A METHOD OF WELDING DUPLEX STAINLESS STEEL STRIP FOR THE PRODUCTION OF AN ARMOURING LAYER OF A FLEXIBLE PIPE.

TECHNICAL FIELD

The present invention relates to the production of a strip for an armouring layer of a flexible pipe. The invention in particular relates to the production of a duplex stainless steel strip.

BACKGROUND ART

Flexible pipes for offshore transportation are well known in the art. Such pipes comprise an inner liner which forms a barrier against the outflow of the fluid which is conveyed through the pipe, and one or more armouring layers on the outer side of the inner liner (outer armouring layer(s)). The flexible pipe may comprise additional layers such as one or more inner armour layers to prevent the collapse of the inner liner. Such inner armouring layer or layers are normally referred to as a carcass. An outer sheath may be provided with the object of forming a barrier against the ingress of fluids from the pipe surroundings to the armour layers.

Typical unbonded flexible pipes are e.g. disclosed in WO0161232A1 , US 6123114 and US 6085799.

The term "unbonded" means in this text that at least two of the layers including the armouring layers and polymer layers are not bonded to each other. In practice the pipe will comprise at least two armouring layers, which are not bonded to each other directly or indirectly via other layers along the pipe.
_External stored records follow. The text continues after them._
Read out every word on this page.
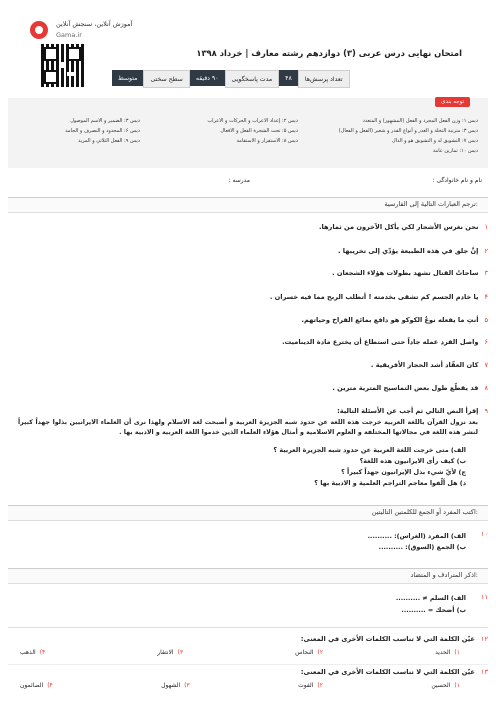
آموزش آنلاین، سنجش آنلاین
Gama.ir
امتحان نهایی درس عربی (۳) دوازدهم رشته معارف | خرداد ۱۳۹۸
تعداد پرسش‌ها
۴۸
مدت پاسخگویی
۹۰ دقیقه
سطح سختی
متوسط
توجه بندی
دیس ۱: وزن الفعل المجرد و الفعل (المشهور) و المتعدد
دیس ۳: مترتبة التخلة و الغدر و أنواع القدر و شعير (الفعل و الفعال)
دیس ۷: التشويق له و التشويق هو و الدال
دیس ۱۰: تمارين عامة
دیس ۲: إعداد الاعراب و الحركات و الاعراب
دیس ۵: تحت الشجرة الفعل و الافعال
دیس ۸: الاستقرار و الاستقامة
دیس ۳: الضمير و الاسم الموصول
دیس ۶: المحدود و التصرف و الجامد
دیس ۹: الفعل الثلاثي و المزيد
نام و نام خانوادگی :
مدرسه :
ترجم العبارات التالية إلى الفارسية:
۱نحن نغرس الأشجار لكي يأكل الآخرون من ثمارها.
۲إنَّ جلق في هذه الطبيعة يؤدّي إلى تخريبها .
۳ساحاتُ القتال تشهد بطولات هؤلاء الشجعان .
۴يا خادم الجسم كم تشقى بخدمته ! أتطلب الربح مما فيه خسران .
۵أنتِ ما يفعله نوعٌ الكوكو هو دافع بمائع الفراخ وحياتهم.
۶واصل الفرد عمله جاداً حتى استطاع أن يخترع مادة الديناميت.
۷كان العقّاد أشد الحجاز الأفريقية .
۸قد يقطّع طول بعض التماسيح المترية مترين .
۹إقرأ النص التالي ثم أجب عن الأسئلة التالية:
بعد نزول القرآن باللغة العربية خرجت هذه اللغة عن حدود شبه الجزيرة العربية و أصبحت لغة الاسلام ولهذا نرى أن العلماء الايرانيين بذلوا جهداً كبيراً لنشر هذه اللغة في مجالاتها المختلفة و العلوم الاسلامية و أمثال هؤلاء العلماء الذين خدموا اللغة العربية و الادبية بها .
الف) متى خرجت اللغة العربية عن حدود شبه الجزيرة العربية ؟
ب) كيف رأى الايرانيون هذه اللغة؟
ج) لأيّ شيء بذل الإيرانيون جهداً كبيراً ؟
د) هل ألّفوا معاجم التراجم العلمية و الادبية بها ؟
اكتب المفرد أو الجمع للكلمتين التاليتين:
۱۰
الف) المفرد (الغراس): ..........
ب) الجمع (السوق): ..........
اذكر المترادف و المتضاد:
۱۱
الف) السلم ≠ ..........
ب) أضحك = ..........
۱۲عيّن الكلمة التي لا تناسب الكلمات الأخرى في المعنى:
۱)الحديد
۲)النحاس
۳)الانتقار
۴)الذهب
۱۳عيّن الكلمة التي لا تناسب الكلمات الأخرى في المعنى:
۱)الحسين
۲)الفوت
۳)الشهول
۴)الصائمون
Thereby the pipe becomes bendable and sufficiently flexible to roll up for transportation.

The above-mentioned type of flexible pipes is used, among other things, for off shore as well as some on-shore applications for the transport of fluids and gases. Flexible pipes can e.g. be used for the transportation of fluids where very high or varying water pressures exist along the longitudinal axis

of the pipe, such as riser pipes which extend from the seabed up to an installation on or near the surface of the sea, pipes for transportation of liquid and gases between installations, pipes which are located at great depths on the seabed, or between installations near the surface of the sea.

In traditional flexible pipes, the one or more outer armouring layers are most often in the form of helically wound steel strips in the form of wires e.g. shaped as profiles, where the individual layers may be wound with different winding angles relative to the pipe axis. The carcass is typically made from wound stainless steel strips.

A pipe of the above type needs to fulfil a number of requirements. First of all the pipe should have high mechanical strength to withstand the enormous forces it will be subjected to during transportation, laying down and in operation. The internal pressure (from inside of the pipe and outwards) and the external pressure (from outside of the pipe) are very high and may vary considerably. Simultaneously the flexible pipe should be very resistant to corrosive fluids. Furthermore, it is important that the weight is kept sufficiently low as a too high weight may rupture the pipe during laying out and further the more weight, the more expensive the transportation.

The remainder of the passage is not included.